Aksi blokade jalan dan ajakan membunyikan klakson menjadi strategi yang dipilih untuk memperkuat kesan bersama. Kegiatan ini dilakukan agar kebijakan kenaikan BBM tidak hanya dilihat sebagai keputusan teknis, tetapi juga menjadi isu sosial yang mendesak. Mahasiswa berharap, dengan strategi ini, masyarakat luas akan lebih terlibat dalam menyuarakan kekecewaan terhadap kebijakan tersebut.
Dalam beberapa hari terakhir, kelompok mahasiswa telah menggelar serangkaian kegiatan di berbagai wilayah Jawa Tengah. Aksi di Semarang menjadi bagian dari rencana nasional mereka untuk menekankan isu kenaikan BBM. "Key Strategy ini adalah langkah strategis dalam menyebarluaskan aspirasi kami secara cepat dan efektif," tutur Andis Fathan Syahputra.

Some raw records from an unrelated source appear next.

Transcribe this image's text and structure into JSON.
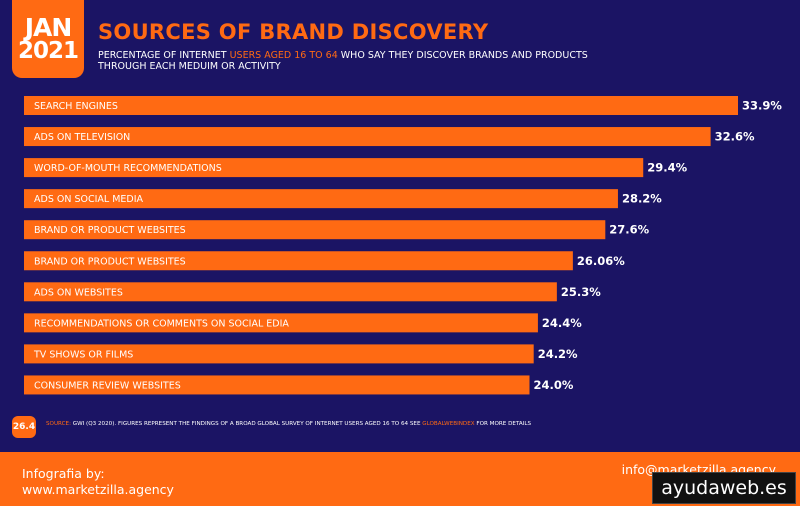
{
  "header": {
    "month": "JAN",
    "year": "2021",
    "title": "SOURCES OF BRAND DISCOVERY",
    "subtitle_before": "PERCENTAGE OF INTERNET ",
    "subtitle_highlight": "USERS AGED 16 TO 64",
    "subtitle_after": " WHO SAY THEY DISCOVER BRANDS AND PRODUCTS THROUGH EACH MEDUIM OR ACTIVITY"
  },
  "colors": {
    "background": "#1b1464",
    "accent": "#ff6a13",
    "text": "#ffffff"
  },
  "chart_data": {
    "type": "bar",
    "orientation": "horizontal",
    "categories": [
      "SEARCH ENGINES",
      "ADS ON TELEVISION",
      "WORD-OF-MOUTH RECOMMENDATIONS",
      "ADS ON SOCIAL MEDIA",
      "BRAND OR PRODUCT WEBSITES",
      "BRAND OR PRODUCT WEBSITES",
      "ADS ON WEBSITES",
      "RECOMMENDATIONS OR COMMENTS ON SOCIAL EDIA",
      "TV SHOWS OR FILMS",
      "CONSUMER REVIEW WEBSITES"
    ],
    "values": [
      33.9,
      32.6,
      29.4,
      28.2,
      27.6,
      26.06,
      25.3,
      24.4,
      24.2,
      24.0
    ],
    "value_labels": [
      "33.9%",
      "32.6%",
      "29.4%",
      "28.2%",
      "27.6%",
      "26.06%",
      "25.3%",
      "24.4%",
      "24.2%",
      "24.0%"
    ],
    "xlim": [
      0,
      33.9
    ],
    "grid": false,
    "legend": "none"
  },
  "page_number": "26.4",
  "source": {
    "label": "SOURCE:",
    "text_before": " GWI (Q3 2020). FIGURES REPRESENT THE FINDINGS OF A BROAD GLOBAL SURVEY OF INTERNET USERS AGED 16 TO 64 SEE ",
    "link": "GLOBALWEBINDEX",
    "text_after": " FOR MORE DETAILS"
  },
  "footer": {
    "credit_line1": "Infografia by:",
    "credit_line2": "www.marketzilla.agency",
    "contact": "info@marketzilla.agency",
    "watermark": "ayudaweb.es"
  }
}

Kegiatan demonstrasi berlangsung hingga pukul 17.00 WIB, dengan peserta tetap terjaga untuk menjaga kelancaran arus lalu lintas. Aparat keamanan mengawasi secara intensif, tetapi aksi tetap berjalan tanpa kekerasan. "Kami berharap pemerintah bisa merespons dengan cepat dan meninjau ulang kebijakan yang dianggap tidak adil," kata salah satu peserta.
Aksi ini mendapat dukungan dari berbagai organisasi kemahasiswaan se-Jawa Tengah. Mereka berharap, dengan Key Strategy ini, kebijakan kenaikan BBM bisa menjadi bahan diskusi nasional dan mendorong perubahan yang lebih berkelanjutan. "Key Strategy adalah cara kami untuk menyampaikan pesan yang jelas dan terukur," pungkas salah satu pengurus. Pemilihan strategi ini juga diharapkan bisa menjadi contoh bagaimana mahasiswa memanfaatkan kreativitas dalam menyuarakan aspirasi.